Ese día, el de la quincena, el hampón, el cortador incansable del plomo, reaparece en la ciudad ennegrecido y harapiento, fosca la barba, luenga la cabellera, alegre el gesto y vacilante el viaje de sus pies, hechos a tantear abismos.

En la primera taberna apura el primer vaso y cambia el primer duro de los recibidos en la caja. Luego de recorrer tabernas se dirige al cantante; allí corea las coplas, convida a los artistas y alterna con las bailaoras. Del cantante pasa al café de camareras; reúne a las mujeres en torno de su mesa; les paga espléndidamente sus carantoñas y arrumacos, gasta en Jerez su plata, satisface su prodigalidad, logra su ansia brutal de goces, la hartura de ellos con las pesetas últimas en un burdel cualquiera, y de aquella horrible cámara nupcial sale, cuando el alba despunta, para dirigirse a la boca del pozo y bajar a él tambaleándose en la plataforma del ascensor, y perfora la piedra, y carga el cartucho y sube la escala de esparto tarareando una taranta mientras a sus espaldas cruje el bloque y revienta la dinamita.

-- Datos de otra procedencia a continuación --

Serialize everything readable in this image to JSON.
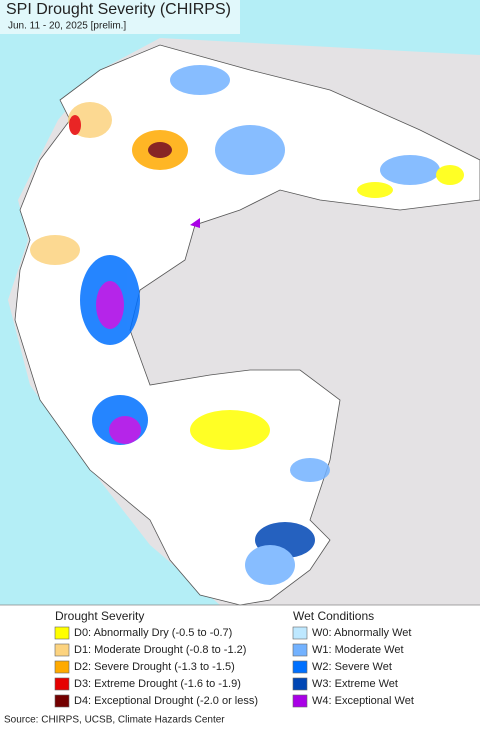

Así vive este hombre que acaso no tiene familia, ni amigos, ni derechos sociales, ni nombre que pueda pronunciarse en voz alta.

Así vive en la mina donde trabaja, silencioso, huraño, enigmático, aguardando que un «chino» le aplaste los sesos o que el ácido carbónico traiga a sus pulmones la asfixia. Si los bloques le respetan y el ácido carbónico no lo quiere matar de golpe, muerto aparecerá un día cualquiera en su dormitorio de roca, en la abandonada galería con la bolsa pañuelo apretada entre la camisa y la punta de la faca asomando por una solapa del remendado chaquetón.